Search Term Agreements Do Not Eliminate Relevancy Review

Searches terms are the beginning of collecting and identifying electronically stored information. Far from perfect, search terms are the kickoff for document review. Yes, email threading, deduplication, clustering, predictive coding, and other forms of technology-assisted review enable lawyers to not plow through ESI like it is a football stadium full of paper, but you have to start somewhere. Search terms often is that starting point. 

What happens when one party argues a producing party should produce all search term hits? The answer is no. Moreover, wishing to get all hits is a formula for madness. 

Consider the case of O’Donnell/Salvatori Inc. v. Microsoft Corp. 339 F.R.D. 275 (W.D.Wash. 2021). The Plaintiffs created original music and audio content for video games. Microsoft hired the Plaintiff as an independent contractor to create the musical themes for the Halo video games. A dispute eventually followed over the royalties for the Halo soundtrack. 

The parties entered a stipulation over identifying responsive ESI with search terms, with the assistance from the Court. Document review followed with four rolling productions. The producing party deemed emails regarding employees leaving the team, technical issues, or buying a boat as not relevant to any of the claims or defenses in the lawsuit. 

The Plaintiff claimed the Defendant had to produce all search hits and was NOT permitted to conduct a relevancy review before producing responsive ESI. 

The Court rejected this argument like many Halo fans rejected the TV show. Citing to precedent, “an agreement to run search terms does not waive the producing party’s right to object based on relevance nor acquiesce to produce all resulting documents.” O’Donnell/Salvatori Inc., at 277, citing FlowRider Surf, Ltd v. Pacific Surf Designs, Inc., 2016 U.S. Dist. LEXIS 153563, at *8 (S.D. Cal. Nov. 3, 2016). Moreover, a search term agreement is “a way to simplify and limit the scope of production, but it did not obligate the parties to produce non-responsive documents,” Id, summarizing BancPass, Inc. v. Highway Toll Admin., LLC, 2016 U.S. Dist. LEXIS 96978, 2016 WL 4031417, at *3 (W.D. Tex. 2016).

The Court held that “a party’s agreement to run search terms does not waive its right to review the resulting documents for relevance so long as the review can be done in a reasonably timely manner.” O’Donnell/Salvatori Inc., at 277. The Court found the production was done in a reasonably timely manner, with a shout out to document review attorneys whose job is to conduct document review. 

Bow Tie Thoughts 

Let’s get this out of the way: I liked the Halo TV show. Many of my friends who are gamers love the video game. Many have shown their love for the game by building costumes, such as the armor for the cosplayer in this post, built by my good friend Shawn at Thorsson & Associates. The soundtrack is also haunting beautiful, so litigation over royalties is not a surprise. 

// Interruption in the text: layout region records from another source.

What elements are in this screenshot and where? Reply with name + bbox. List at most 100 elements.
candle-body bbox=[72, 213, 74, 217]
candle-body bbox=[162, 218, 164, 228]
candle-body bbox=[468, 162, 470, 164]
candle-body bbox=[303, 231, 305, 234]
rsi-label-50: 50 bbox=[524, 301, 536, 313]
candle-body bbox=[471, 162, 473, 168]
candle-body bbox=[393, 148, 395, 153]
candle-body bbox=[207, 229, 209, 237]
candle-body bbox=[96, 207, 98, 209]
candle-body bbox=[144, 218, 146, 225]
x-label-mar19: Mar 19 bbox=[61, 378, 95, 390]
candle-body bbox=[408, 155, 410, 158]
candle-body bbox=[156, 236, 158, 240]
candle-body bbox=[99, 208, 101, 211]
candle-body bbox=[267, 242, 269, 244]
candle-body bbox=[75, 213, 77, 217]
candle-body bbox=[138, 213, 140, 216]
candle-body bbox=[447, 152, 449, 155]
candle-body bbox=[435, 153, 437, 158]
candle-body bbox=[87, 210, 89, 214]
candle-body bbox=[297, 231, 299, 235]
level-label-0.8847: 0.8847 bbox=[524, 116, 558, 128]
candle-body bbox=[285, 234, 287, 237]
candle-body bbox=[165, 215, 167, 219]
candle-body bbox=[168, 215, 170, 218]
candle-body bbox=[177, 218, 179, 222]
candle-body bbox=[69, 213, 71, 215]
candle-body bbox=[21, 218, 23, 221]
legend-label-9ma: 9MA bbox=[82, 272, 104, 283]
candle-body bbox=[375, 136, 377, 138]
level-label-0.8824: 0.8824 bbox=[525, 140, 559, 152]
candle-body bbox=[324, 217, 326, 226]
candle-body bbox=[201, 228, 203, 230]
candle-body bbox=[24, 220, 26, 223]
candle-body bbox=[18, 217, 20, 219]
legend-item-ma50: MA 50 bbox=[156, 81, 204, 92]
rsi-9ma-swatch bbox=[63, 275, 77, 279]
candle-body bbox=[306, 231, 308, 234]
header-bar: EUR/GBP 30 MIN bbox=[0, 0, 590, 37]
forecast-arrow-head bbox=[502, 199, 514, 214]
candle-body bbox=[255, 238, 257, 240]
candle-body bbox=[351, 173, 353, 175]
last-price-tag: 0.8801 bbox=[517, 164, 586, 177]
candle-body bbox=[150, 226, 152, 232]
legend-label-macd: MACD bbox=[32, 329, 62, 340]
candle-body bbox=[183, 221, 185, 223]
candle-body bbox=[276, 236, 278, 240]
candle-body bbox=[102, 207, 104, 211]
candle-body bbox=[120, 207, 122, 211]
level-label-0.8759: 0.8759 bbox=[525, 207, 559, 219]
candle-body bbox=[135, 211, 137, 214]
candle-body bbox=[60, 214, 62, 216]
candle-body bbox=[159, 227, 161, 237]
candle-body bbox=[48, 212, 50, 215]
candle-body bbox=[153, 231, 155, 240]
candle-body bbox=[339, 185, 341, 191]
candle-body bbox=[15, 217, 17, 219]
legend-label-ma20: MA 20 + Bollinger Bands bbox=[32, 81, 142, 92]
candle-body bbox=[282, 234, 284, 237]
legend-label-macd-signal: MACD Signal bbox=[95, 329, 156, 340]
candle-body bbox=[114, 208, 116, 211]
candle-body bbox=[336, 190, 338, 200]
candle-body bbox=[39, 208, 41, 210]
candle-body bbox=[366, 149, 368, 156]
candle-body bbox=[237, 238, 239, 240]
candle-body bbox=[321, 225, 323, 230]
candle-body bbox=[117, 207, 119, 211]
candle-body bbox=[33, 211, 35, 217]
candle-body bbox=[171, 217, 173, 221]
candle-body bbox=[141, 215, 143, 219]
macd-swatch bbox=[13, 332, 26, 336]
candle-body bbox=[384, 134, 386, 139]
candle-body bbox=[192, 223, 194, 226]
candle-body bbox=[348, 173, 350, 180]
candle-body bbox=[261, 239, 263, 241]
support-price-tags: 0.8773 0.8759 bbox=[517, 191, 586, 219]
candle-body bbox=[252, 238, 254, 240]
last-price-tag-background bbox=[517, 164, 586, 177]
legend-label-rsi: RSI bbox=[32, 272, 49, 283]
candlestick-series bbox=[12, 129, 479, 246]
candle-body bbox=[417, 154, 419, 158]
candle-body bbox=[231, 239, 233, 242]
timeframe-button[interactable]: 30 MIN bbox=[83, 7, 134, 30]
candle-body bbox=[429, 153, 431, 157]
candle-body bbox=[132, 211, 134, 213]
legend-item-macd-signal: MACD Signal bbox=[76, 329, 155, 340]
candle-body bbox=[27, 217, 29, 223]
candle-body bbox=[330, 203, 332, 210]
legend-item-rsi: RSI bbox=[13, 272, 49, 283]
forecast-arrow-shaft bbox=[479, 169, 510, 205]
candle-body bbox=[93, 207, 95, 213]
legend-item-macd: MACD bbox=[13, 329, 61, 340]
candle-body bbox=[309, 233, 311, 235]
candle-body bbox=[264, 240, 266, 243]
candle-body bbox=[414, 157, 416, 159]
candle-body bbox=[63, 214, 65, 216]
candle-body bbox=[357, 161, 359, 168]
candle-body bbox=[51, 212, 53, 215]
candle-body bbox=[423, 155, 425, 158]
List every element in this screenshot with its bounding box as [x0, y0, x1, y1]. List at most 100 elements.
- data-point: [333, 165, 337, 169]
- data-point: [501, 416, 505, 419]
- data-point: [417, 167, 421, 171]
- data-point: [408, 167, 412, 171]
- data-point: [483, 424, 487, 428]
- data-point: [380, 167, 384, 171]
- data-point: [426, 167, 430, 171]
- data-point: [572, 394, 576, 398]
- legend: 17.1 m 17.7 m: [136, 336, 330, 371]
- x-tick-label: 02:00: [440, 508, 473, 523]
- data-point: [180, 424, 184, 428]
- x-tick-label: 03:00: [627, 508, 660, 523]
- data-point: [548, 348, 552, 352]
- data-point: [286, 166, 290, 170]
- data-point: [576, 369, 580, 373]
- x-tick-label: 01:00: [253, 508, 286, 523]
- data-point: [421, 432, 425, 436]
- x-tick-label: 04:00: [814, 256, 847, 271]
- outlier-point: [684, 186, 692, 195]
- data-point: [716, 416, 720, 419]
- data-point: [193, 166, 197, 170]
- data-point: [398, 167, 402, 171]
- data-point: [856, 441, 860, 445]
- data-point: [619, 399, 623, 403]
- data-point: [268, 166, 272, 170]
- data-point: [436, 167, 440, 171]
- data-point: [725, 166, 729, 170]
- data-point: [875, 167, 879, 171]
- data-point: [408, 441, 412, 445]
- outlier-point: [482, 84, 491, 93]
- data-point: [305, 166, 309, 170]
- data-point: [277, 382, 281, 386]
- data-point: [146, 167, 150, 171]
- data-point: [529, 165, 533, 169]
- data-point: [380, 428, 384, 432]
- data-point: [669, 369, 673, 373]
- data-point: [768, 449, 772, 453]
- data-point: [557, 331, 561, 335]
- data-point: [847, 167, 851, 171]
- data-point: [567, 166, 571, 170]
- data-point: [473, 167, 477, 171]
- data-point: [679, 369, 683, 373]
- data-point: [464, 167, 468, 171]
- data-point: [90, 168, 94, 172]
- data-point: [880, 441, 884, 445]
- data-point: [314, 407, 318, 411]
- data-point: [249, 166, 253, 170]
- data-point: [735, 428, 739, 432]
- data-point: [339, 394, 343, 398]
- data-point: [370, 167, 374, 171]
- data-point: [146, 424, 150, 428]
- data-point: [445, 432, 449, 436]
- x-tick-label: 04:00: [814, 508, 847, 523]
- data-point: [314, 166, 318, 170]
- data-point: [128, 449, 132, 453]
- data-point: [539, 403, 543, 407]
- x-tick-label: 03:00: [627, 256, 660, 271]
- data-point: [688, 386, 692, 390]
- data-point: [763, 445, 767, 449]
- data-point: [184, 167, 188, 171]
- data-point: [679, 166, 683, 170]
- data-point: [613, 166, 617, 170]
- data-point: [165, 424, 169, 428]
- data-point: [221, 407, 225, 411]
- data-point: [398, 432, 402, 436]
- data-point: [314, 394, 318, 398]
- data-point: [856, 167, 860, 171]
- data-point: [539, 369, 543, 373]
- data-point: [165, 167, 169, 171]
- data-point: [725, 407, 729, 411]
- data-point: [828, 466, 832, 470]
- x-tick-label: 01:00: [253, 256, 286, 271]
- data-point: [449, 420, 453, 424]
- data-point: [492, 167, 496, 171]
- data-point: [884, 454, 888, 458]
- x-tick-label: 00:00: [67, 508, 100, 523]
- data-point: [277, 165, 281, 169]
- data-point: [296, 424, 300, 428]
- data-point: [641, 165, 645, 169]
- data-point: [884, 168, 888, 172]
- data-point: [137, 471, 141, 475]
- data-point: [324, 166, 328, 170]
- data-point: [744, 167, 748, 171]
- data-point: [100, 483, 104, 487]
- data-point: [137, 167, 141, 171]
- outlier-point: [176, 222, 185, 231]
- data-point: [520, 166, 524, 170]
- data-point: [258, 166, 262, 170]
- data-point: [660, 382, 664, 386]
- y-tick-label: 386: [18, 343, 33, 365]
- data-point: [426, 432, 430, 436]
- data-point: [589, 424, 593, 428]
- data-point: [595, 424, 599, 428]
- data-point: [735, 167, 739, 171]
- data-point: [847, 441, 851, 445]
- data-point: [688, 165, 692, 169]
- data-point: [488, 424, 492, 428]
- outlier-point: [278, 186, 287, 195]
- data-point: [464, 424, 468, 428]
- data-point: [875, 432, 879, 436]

The idea of producing hits to every search term can drive up the cost of document review for the requesting party with false positive results. That is when a search term appears in ESI, but has nothing to do with the lawsuit. Imagine if one of the search terms was “game.” Microsoft has more than one video game on the market. Such hits would include an insane amount of irrelevant information. Perhaps if the term “game” was in proximity to “Halo” by 10 characters then maybe there is an argument, but then it still could include emails about someone buying a boat that is irrelevant. 

Agreeing to search terms does not eliminate a party’s right to review for relevancy and privilege. Moreover, other technology-assisted review can be used to help expedite review. Sadly, no eDiscovery AI is like Cortana, but she would make document review far more efficient.